As “day neutral” varieties, these have the advantage of producing fruit throughout the summer, unconfined by the conventional strawberry’s season’s three-week sprint in mid-June. Other day-neutral strawberry varieties exist, cultivated in California and Florida, but according to Mahoney, none but hers have been specifically developed to resist New England’s ferocious winters.

Strawberry plants at research scientist Dr. Lise Mahoney’s greenhouse at UNH in Durham. Credit: REBECA PEREIRA / Monitor staff

“They tasted good, they produced a lot of fruit, they had overwintered well and they were inherently resistant because I don’t treat for any diseases. If a plant isn’t resistant, it’s not going to do well,” she said. “I could still use organically approved pesticides, but I didn’t do that either.”

As Mahoney bred novel varieties, UNH Professor Rebecca Sideman probed how best to cultivate existing varieties already widely used in the northeast.

Sideman, chair of the Department of Agriculture, Nutrition and Food Systems, observed that a technology called low tunnels could protect strawberries from inclement weather, prevent disease by limiting standing water and improve the quality of the fruit.

These inexpensive plastic canopies resembling stout greenhouses require maintenance that, for more diversified farms, may not be worth the trouble. But “it would make sense as an investment if strawberries were your primary crop. It’s kind of insurance against bad weather,” she said.

When winters rage, Sideman’s more recent research in collaboration with Cornell Extension indicates that two approaches to covering strawberry plants, one considered standard and the other a more novel alternative, are about equally protective.
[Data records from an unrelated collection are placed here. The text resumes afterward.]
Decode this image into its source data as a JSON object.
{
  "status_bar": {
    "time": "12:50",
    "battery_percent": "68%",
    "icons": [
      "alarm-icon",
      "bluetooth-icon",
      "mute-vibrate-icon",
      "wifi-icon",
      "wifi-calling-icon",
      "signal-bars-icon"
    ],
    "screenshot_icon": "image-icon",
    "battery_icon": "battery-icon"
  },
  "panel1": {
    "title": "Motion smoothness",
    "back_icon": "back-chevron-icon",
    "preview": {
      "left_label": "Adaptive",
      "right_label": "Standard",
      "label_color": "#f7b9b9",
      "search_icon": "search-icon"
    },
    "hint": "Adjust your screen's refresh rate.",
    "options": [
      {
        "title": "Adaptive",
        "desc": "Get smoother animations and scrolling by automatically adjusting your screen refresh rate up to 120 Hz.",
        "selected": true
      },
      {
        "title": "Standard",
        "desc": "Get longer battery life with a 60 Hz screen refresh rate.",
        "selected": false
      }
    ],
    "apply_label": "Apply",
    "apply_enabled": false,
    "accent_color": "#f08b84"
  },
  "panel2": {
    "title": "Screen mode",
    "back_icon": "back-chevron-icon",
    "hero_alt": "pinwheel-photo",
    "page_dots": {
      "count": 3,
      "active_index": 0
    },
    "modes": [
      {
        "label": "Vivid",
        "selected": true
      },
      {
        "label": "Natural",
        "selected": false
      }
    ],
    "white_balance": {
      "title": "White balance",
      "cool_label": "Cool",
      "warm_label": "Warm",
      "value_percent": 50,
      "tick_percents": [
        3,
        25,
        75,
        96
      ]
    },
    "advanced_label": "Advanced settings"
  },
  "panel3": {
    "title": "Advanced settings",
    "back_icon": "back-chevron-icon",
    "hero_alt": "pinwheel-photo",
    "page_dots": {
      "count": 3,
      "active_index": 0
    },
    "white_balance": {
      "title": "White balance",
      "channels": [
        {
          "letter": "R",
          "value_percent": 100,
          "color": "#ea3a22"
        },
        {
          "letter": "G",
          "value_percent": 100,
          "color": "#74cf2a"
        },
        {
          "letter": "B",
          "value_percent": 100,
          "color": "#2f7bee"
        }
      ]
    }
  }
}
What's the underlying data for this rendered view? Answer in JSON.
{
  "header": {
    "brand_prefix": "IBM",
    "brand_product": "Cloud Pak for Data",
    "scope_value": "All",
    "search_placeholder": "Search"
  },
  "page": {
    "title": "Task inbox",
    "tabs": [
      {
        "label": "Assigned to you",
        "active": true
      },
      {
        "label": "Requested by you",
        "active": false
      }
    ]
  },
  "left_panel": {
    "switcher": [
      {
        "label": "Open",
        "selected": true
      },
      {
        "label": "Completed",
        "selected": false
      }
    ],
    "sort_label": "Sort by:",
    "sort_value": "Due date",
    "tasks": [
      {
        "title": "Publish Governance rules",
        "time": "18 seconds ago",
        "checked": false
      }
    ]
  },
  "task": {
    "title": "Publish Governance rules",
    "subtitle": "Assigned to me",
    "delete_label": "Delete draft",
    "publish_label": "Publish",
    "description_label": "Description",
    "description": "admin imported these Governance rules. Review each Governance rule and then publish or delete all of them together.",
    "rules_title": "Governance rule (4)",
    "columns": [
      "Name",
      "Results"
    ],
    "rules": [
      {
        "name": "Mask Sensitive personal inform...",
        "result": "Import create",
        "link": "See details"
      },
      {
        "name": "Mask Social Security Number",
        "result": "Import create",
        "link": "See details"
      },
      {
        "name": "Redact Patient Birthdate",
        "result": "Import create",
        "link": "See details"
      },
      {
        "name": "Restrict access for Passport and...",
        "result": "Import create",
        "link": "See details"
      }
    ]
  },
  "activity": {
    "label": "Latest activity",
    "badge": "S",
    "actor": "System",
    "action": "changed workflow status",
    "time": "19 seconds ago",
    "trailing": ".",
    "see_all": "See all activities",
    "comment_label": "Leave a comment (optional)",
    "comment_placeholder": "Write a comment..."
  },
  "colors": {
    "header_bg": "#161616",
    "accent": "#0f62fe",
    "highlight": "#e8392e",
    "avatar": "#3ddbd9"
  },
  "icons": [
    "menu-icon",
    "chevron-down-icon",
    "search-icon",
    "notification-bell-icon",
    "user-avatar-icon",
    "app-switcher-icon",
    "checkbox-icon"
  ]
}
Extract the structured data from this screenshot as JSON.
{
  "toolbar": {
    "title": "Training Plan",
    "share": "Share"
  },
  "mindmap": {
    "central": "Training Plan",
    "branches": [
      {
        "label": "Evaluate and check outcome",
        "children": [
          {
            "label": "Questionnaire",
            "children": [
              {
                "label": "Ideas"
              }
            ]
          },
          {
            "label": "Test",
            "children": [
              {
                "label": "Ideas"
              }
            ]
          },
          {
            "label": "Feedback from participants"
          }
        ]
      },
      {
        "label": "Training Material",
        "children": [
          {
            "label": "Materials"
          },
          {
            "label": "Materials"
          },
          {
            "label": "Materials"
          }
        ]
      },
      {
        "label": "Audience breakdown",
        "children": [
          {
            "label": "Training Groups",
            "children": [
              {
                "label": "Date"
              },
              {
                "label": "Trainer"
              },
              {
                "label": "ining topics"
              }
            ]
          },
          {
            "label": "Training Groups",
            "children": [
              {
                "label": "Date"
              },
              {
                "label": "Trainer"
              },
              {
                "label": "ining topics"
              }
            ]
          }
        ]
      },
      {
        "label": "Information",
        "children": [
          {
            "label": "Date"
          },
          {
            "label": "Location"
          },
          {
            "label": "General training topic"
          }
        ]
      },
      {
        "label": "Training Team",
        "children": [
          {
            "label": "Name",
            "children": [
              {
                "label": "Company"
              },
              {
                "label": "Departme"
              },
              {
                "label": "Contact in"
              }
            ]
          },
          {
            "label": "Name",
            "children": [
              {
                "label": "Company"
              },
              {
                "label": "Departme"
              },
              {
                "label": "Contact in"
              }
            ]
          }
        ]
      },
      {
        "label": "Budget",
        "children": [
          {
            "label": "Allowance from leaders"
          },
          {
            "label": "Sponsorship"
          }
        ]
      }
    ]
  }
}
Through a years-long trial in New York and New Hampshire, Sideman pitted conventional straw mulch against lightweight spun sheets called row covers.

“Sometimes the straw outperforms the row covers; in many cases, the row covers were just as good, but both are better than not mulching at all,” she said.

A young strawberry plant bears a fledgling fruit at the MacFarlane Research Greenhouse at UNH in Durham. Credit: REBECA PEREIRA / Monitor staff

At the MacFarlane Research Greenhouses, a maze-like compound of sunwashed rooms, Mahoney works on ornamental strawberry plants that flower in vibrant hues and hold horticultural value for gardeners.

A fledgling fruit, a green nub the size of a fingernail, pokes out from a leafy crown. Bred for heightened cyanidin, an organic compound with powerful antioxidant properties and strong pigment, the strawberry will ripen a dark red and taste almost like raspberries.

With each generation of inbreeding, Mahoney inches closer to the strawberry traits she’s seeking. Whether they’re bred primarily for appearance, flavor or resistance to the local climate, these bellwether plants might change the strawberry-rhubarb pies, crisps and crumbles of future summers in the Granite State.

“The combination of doing research, developing new varieties and also studying how to best manage these varieties people have access to already — that’s a powerful combo,” said Sideman. “Strawberries freshly picked, ripe from the plant, have so many aromatic compounds. They’re so flavorful compared to ones that are picked less ripe and shipped long distances. Making the extra effort to try to optimize local ones, for anyone who likes strawberries, that’s everything.”